In 2004, U2 became one of the first rock bands ever to launch a new record via TV commercial as their then-new single “Vertigo” also introduced the iPod “U2 Special Edition.” In recent days, the band and Apple have taken their relationship to another level, joining forces to provide free, automatic downloads of U2’s long-time-coming Songs of Innocence LP to iTunes subscribers. And, reporter Catherine Mayer/Cupertino writes in the September 29th issue of Time, there is a method to this seeming madness.
Of course, U2 is far from original in giving their music away. Prince, Radiohead and others have already tread that once hallowed ground. Yet, no one has ever taken this approach so grandly and boldly with more money paid in advance and more potential future rewards hanging in the balance.

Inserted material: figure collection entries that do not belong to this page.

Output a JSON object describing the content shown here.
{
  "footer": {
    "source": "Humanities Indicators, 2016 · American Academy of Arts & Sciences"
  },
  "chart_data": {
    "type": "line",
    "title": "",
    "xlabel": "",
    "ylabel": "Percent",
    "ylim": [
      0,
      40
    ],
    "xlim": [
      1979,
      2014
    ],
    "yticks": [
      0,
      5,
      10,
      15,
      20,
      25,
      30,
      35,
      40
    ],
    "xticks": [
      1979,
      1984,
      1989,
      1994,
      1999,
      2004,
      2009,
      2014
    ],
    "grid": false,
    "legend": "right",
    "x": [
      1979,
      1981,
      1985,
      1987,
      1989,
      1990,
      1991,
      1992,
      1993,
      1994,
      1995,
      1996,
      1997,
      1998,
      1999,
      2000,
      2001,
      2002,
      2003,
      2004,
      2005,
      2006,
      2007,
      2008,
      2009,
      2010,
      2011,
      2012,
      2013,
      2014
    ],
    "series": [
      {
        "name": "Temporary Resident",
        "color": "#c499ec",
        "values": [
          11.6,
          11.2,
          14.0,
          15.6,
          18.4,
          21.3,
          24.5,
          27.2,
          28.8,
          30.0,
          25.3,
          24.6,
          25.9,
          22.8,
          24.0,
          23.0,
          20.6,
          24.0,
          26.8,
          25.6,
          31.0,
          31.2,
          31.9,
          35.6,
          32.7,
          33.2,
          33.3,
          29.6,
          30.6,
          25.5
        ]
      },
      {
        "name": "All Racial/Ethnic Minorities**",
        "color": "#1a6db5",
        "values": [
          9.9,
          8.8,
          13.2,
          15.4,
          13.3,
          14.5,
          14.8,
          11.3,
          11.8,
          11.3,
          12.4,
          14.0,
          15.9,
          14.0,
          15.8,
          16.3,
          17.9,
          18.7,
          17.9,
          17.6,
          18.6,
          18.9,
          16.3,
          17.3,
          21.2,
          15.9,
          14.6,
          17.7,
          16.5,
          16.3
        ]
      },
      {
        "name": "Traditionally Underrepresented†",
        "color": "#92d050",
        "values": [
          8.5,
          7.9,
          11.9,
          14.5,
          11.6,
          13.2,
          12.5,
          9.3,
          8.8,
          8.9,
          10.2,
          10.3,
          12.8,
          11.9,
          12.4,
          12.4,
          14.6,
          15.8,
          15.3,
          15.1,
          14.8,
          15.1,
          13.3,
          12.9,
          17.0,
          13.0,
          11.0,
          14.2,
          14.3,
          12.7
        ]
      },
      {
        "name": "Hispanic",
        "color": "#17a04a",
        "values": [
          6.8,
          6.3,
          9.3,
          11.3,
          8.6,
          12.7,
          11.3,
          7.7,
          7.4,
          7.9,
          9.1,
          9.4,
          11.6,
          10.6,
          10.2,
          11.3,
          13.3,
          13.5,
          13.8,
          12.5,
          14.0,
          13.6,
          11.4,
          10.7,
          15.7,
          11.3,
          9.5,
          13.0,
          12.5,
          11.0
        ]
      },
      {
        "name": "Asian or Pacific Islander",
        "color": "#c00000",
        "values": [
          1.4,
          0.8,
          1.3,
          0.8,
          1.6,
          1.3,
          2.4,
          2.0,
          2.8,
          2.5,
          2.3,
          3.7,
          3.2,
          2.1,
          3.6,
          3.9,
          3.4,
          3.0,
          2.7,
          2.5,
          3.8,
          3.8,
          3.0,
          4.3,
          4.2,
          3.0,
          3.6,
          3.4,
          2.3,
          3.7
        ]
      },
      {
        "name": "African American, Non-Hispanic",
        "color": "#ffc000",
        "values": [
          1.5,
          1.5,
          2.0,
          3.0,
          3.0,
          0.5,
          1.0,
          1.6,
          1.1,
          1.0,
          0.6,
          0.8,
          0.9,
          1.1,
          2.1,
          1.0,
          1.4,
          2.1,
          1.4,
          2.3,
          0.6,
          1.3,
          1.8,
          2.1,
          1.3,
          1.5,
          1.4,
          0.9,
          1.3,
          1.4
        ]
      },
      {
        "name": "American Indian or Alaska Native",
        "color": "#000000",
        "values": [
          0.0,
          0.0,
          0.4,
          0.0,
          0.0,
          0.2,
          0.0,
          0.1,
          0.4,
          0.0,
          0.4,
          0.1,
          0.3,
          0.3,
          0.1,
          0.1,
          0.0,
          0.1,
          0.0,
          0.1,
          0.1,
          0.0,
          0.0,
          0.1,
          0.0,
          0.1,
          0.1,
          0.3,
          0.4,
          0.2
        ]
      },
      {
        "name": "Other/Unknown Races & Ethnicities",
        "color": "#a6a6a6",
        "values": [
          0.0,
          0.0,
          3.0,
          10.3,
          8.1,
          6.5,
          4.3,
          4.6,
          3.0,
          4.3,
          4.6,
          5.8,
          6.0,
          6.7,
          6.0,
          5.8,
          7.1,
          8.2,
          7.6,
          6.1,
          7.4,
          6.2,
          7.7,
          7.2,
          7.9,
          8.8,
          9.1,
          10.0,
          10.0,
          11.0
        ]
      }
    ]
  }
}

Consider the following: In 2013, music industry revenue continued its 13-year slide to its lowest levels since 1985, a time where newly minted CDs began nudging vinyl records for supremacy. And, in an era and to a generation where “free” music is the expectation (via pirating, YouTube, etc.) thia alarming sales trend is only expected to continue. Simultaneously, concert revenue is rising; and the numbers are staggering. In fact, U2 stands at the top of the list of the highest-grossing concert tours of all time: $772 million over 110 shows for 2009-11, with an elbow-to-elbow 66,110 attending each concert.
No one is confirming how much Apple is paying U2 for this and future collaborations but it is rumored that the digital giant pledged more than $100 million to market Songs alone. Why does it make sense? For U2 (or any band today) music drives concert ticket sales. For U2 and Apple, the promotion of the first single “Miracle” has caused a major spike in the band’s 30-year catalogue, with music from days past leading download sales charts across the world. An acoustic version of Songs of Innocence is also coming soon while a companion album, Songs of Experience, is also in the works.
But, perhaps most interesting are reported plans for U2 and Apple to create, as Bono describes it in the Time piece, “an audiovisual interactive format for music that can’t be pirated and will bring back album artwork in the most powerful way, where you can play with the lyrics and get behind the songs when you’re sitting on the subway with your iPad or on these big flat screens. You can see photography like you’ve never see it before.” Perhaps it will mark a turning point for positioning music once again as a valuable experience rather than entitled commodity. It appears Bono and U2 are headed that way with Apple – hopefully with rather than without you.